Now, the Trump administration is once again arguing that navigators don’t enroll enough people to justify the tens of millions of dollars they receive each year in funding.
Navigators only enrolled 92,000 people for the 2024 plan year — fewer than 1% of overall plan selections in the federal exchanges — at a cost exceeding $1,000 per person, according to the CMS.
“Overall, Navigator performance data shows that the current level of funding does not represent a reasonable return on investment,” the CMS said on Friday.
However, navigators do more than just sign people up for ACA plans.
The groups provide people who aren’t familiar with the insurance market with a wide variety of assistance on how to understand and use the exchanges, including helping them verify their income to qualify for subsidies.
Navigators also educate the public on their insurance options, with a focus on reaching out to minority groups and underserved communities to close coverage gaps. They help people access care after they obtain insurance, including with billing and claims issues, and work with employers on ACA compliance.
In addition, navigators help people transition across coverage types, including helping people enroll in Medicaid and the Children’s Health Insurance Program. In 2024, the groups enrolled roughly 290,000 people in the safety-net programs, according to health policy research firm KFF.
“Navigators help people with some of the most complex situations understand their health plan options and assist them in getting needed care,” said Anthony Wright, executive director of patient advocacy group Families USA, in a statement Friday.
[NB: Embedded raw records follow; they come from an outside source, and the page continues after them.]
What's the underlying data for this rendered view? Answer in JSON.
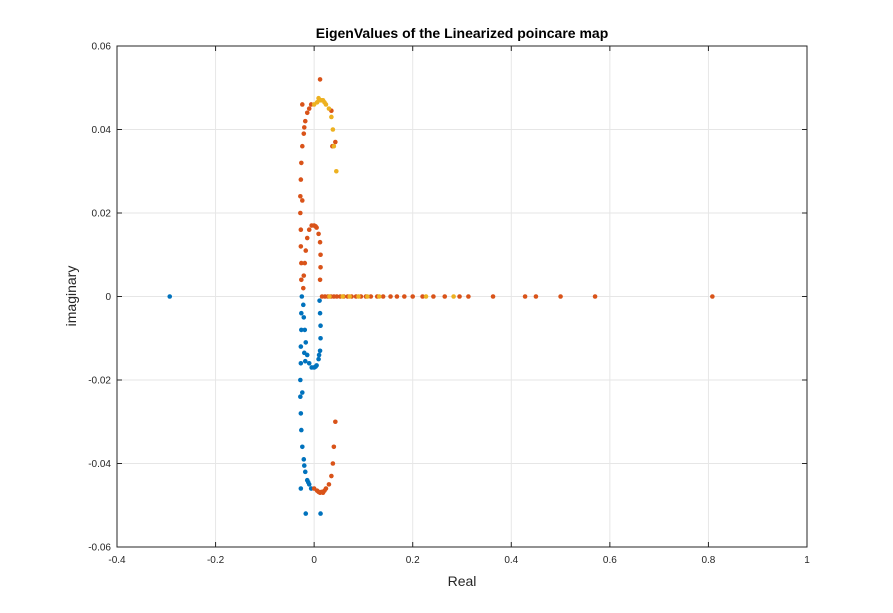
{
  "chart_data": {
    "type": "scatter",
    "title": "EigenValues of the Linearized poincare map",
    "xlabel": "Real",
    "ylabel": "imaginary",
    "xlim": [
      -0.4,
      1
    ],
    "ylim": [
      -0.06,
      0.06
    ],
    "x_ticks": [
      "-0.4",
      "-0.2",
      "0",
      "0.2",
      "0.4",
      "0.6",
      "0.8",
      "1"
    ],
    "y_ticks": [
      "0.06",
      "0.04",
      "0.02",
      "0",
      "-0.02",
      "-0.04",
      "-0.06"
    ],
    "x_tick_values": [
      -0.4,
      -0.2,
      0,
      0.2,
      0.4,
      0.6,
      0.8,
      1
    ],
    "y_tick_values": [
      0.06,
      0.04,
      0.02,
      0,
      -0.02,
      -0.04,
      -0.06
    ],
    "grid": true,
    "colors": {
      "series1": "#0072BD",
      "series2": "#D95319",
      "series3": "#EDB120",
      "grid": "#e6e6e6",
      "axis": "#262626"
    },
    "series": [
      {
        "color": "#0072BD",
        "points": [
          [
            -0.293,
            0.0
          ],
          [
            -0.027,
            -0.046
          ],
          [
            -0.017,
            -0.052
          ],
          [
            0.013,
            -0.052
          ],
          [
            -0.025,
            0.0
          ],
          [
            -0.026,
            -0.004
          ],
          [
            -0.026,
            -0.008
          ],
          [
            -0.027,
            -0.012
          ],
          [
            -0.027,
            -0.016
          ],
          [
            -0.028,
            -0.02
          ],
          [
            -0.028,
            -0.024
          ],
          [
            -0.027,
            -0.028
          ],
          [
            -0.026,
            -0.032
          ],
          [
            -0.024,
            -0.036
          ],
          [
            -0.021,
            -0.039
          ],
          [
            -0.018,
            -0.042
          ],
          [
            -0.014,
            -0.044
          ],
          [
            -0.01,
            -0.045
          ],
          [
            -0.006,
            -0.046
          ],
          [
            -0.022,
            -0.002
          ],
          [
            -0.021,
            -0.005
          ],
          [
            -0.019,
            -0.008
          ],
          [
            -0.017,
            -0.011
          ],
          [
            -0.014,
            -0.014
          ],
          [
            -0.01,
            -0.016
          ],
          [
            -0.005,
            -0.017
          ],
          [
            0.0,
            -0.017
          ],
          [
            0.005,
            -0.0165
          ],
          [
            0.009,
            -0.015
          ],
          [
            0.012,
            -0.013
          ],
          [
            0.013,
            -0.01
          ],
          [
            0.013,
            -0.007
          ],
          [
            0.012,
            -0.004
          ],
          [
            0.011,
            -0.001
          ],
          [
            -0.02,
            -0.0135
          ],
          [
            -0.018,
            -0.0155
          ],
          [
            0.003,
            -0.0168
          ],
          [
            0.01,
            -0.014
          ],
          [
            -0.024,
            -0.023
          ],
          [
            -0.02,
            -0.0405
          ],
          [
            -0.012,
            -0.0445
          ]
        ]
      },
      {
        "color": "#D95319",
        "points": [
          [
            0.808,
            0.0
          ],
          [
            0.57,
            0.0
          ],
          [
            0.5,
            0.0
          ],
          [
            0.45,
            0.0
          ],
          [
            0.428,
            0.0
          ],
          [
            0.363,
            0.0
          ],
          [
            0.313,
            0.0
          ],
          [
            0.295,
            0.0
          ],
          [
            0.265,
            0.0
          ],
          [
            0.242,
            0.0
          ],
          [
            0.22,
            0.0
          ],
          [
            0.2,
            0.0
          ],
          [
            0.183,
            0.0
          ],
          [
            0.168,
            0.0
          ],
          [
            0.155,
            0.0
          ],
          [
            0.14,
            0.0
          ],
          [
            0.128,
            0.0
          ],
          [
            0.115,
            0.0
          ],
          [
            0.105,
            0.0
          ],
          [
            0.095,
            0.0
          ],
          [
            0.085,
            0.0
          ],
          [
            0.076,
            0.0
          ],
          [
            0.068,
            0.0
          ],
          [
            0.06,
            0.0
          ],
          [
            0.053,
            0.0
          ],
          [
            0.046,
            0.0
          ],
          [
            0.04,
            0.0
          ],
          [
            0.034,
            0.0
          ],
          [
            0.028,
            0.0
          ],
          [
            0.022,
            0.0
          ],
          [
            0.016,
            0.0
          ],
          [
            -0.024,
            0.046
          ],
          [
            0.012,
            0.052
          ],
          [
            0.035,
            0.0445
          ],
          [
            0.043,
            0.037
          ],
          [
            0.037,
            0.036
          ],
          [
            -0.026,
            0.004
          ],
          [
            -0.026,
            0.008
          ],
          [
            -0.027,
            0.012
          ],
          [
            -0.027,
            0.016
          ],
          [
            -0.028,
            0.02
          ],
          [
            -0.028,
            0.024
          ],
          [
            -0.027,
            0.028
          ],
          [
            -0.026,
            0.032
          ],
          [
            -0.024,
            0.036
          ],
          [
            -0.021,
            0.039
          ],
          [
            -0.018,
            0.042
          ],
          [
            -0.014,
            0.044
          ],
          [
            -0.01,
            0.045
          ],
          [
            -0.006,
            0.046
          ],
          [
            -0.022,
            0.002
          ],
          [
            -0.021,
            0.005
          ],
          [
            -0.019,
            0.008
          ],
          [
            -0.017,
            0.011
          ],
          [
            -0.014,
            0.014
          ],
          [
            -0.01,
            0.016
          ],
          [
            -0.005,
            0.017
          ],
          [
            0.0,
            0.017
          ],
          [
            0.005,
            0.0165
          ],
          [
            0.009,
            0.015
          ],
          [
            0.012,
            0.013
          ],
          [
            0.013,
            0.01
          ],
          [
            0.013,
            0.007
          ],
          [
            0.012,
            0.004
          ],
          [
            -0.024,
            0.023
          ],
          [
            -0.02,
            0.0405
          ],
          [
            0.003,
            0.0168
          ],
          [
            0.043,
            -0.03
          ],
          [
            0.04,
            -0.036
          ],
          [
            0.038,
            -0.04
          ],
          [
            0.035,
            -0.043
          ],
          [
            0.03,
            -0.045
          ],
          [
            0.024,
            -0.046
          ],
          [
            0.018,
            -0.047
          ],
          [
            0.012,
            -0.047
          ],
          [
            0.006,
            -0.0465
          ],
          [
            0.0,
            -0.046
          ],
          [
            0.009,
            -0.0468
          ],
          [
            0.015,
            -0.0468
          ],
          [
            0.021,
            -0.0465
          ]
        ]
      },
      {
        "color": "#EDB120",
        "points": [
          [
            0.045,
            0.03
          ],
          [
            0.04,
            0.036
          ],
          [
            0.038,
            0.04
          ],
          [
            0.035,
            0.043
          ],
          [
            0.03,
            0.045
          ],
          [
            0.024,
            0.046
          ],
          [
            0.018,
            0.047
          ],
          [
            0.012,
            0.047
          ],
          [
            0.006,
            0.0465
          ],
          [
            0.0,
            0.046
          ],
          [
            0.009,
            0.0475
          ],
          [
            0.015,
            0.047
          ],
          [
            0.021,
            0.0465
          ],
          [
            0.283,
            0.0
          ],
          [
            0.227,
            0.0
          ],
          [
            0.132,
            0.0
          ],
          [
            0.108,
            0.0
          ],
          [
            0.09,
            0.0
          ],
          [
            0.072,
            0.0
          ],
          [
            0.058,
            0.0
          ],
          [
            0.031,
            0.0
          ]
        ]
      }
    ]
  }
}
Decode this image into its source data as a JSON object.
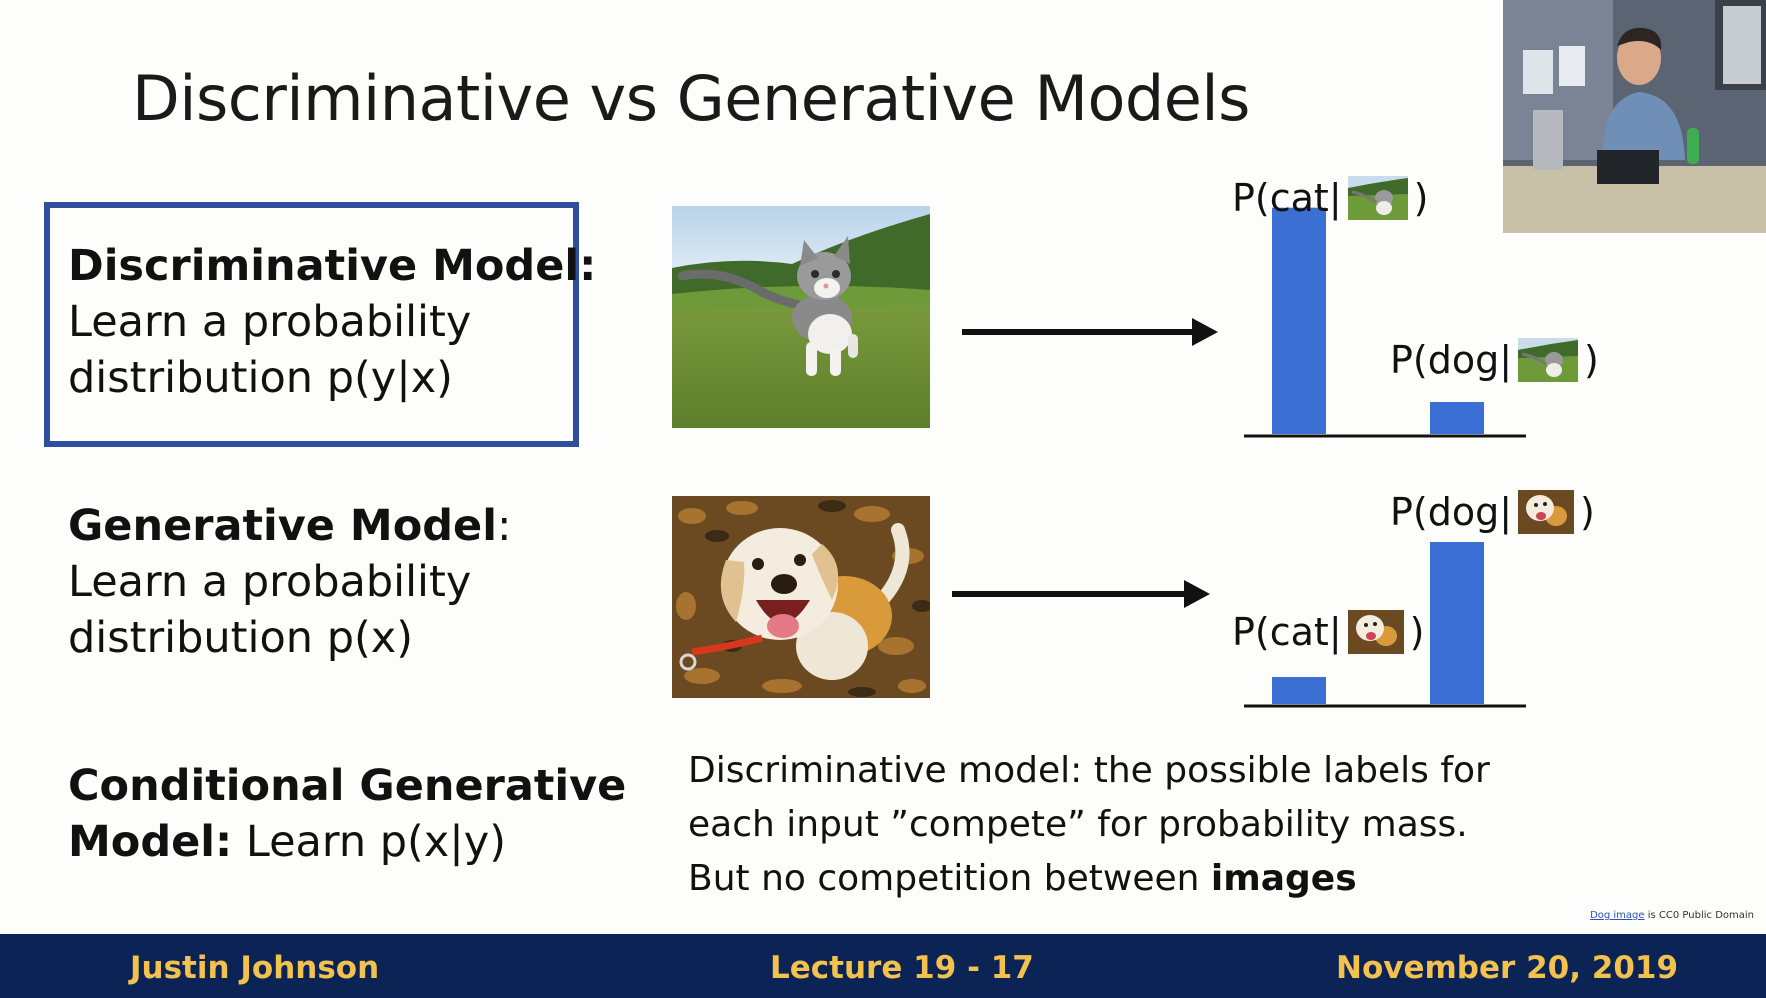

Reducing navigator funding, along with other Republican actions meant to shrink Medicaid and the ACA, “will erode the record number of coverage and enrollment gains we’ve achieved over the past years,” Wright continued.
The cuts suggest the Trump administration plans to take a similar approach to the ACA as its first go-around in Washington, when the president chipped away at the law through executive actions after failing to repeal it entirely.
However, culling ACA navigation now could have an outsized impact on insurance coverage in the U.S., given the potential confluence of ACA plan subsidies expiring absent congressional action and increasingly likely cuts to Medicaid.
The HHS is also currently working on a new proposed rule focused on “program integrity” for the ACA, in the department’s only non-statutory regulation currently under review at the White House’s budget office.
The specifics of the rule remain to be seen. But early regulations from Trump’s first term made it harder for people to enroll in ACA coverage by shortening the signup period and letting states determine their own standards in areas like network adequacy, Katie Keith, the director of Georgetown University’s Health Policy and the Law Initiative, said on X.
Over President’s Day weekend, the president also followed through on threats to fire thousands of federal health employees, including workers at the CMS focused on improving Medicare and Medicaid, according to Politico.
The cuts come roughly one week after the CMS confirmed it’s working with the Department of Government Efficiency, billionaire Elon Musk’s initiative to ferret out fraud in government spending, to find a “more effective and efficient use of resources.”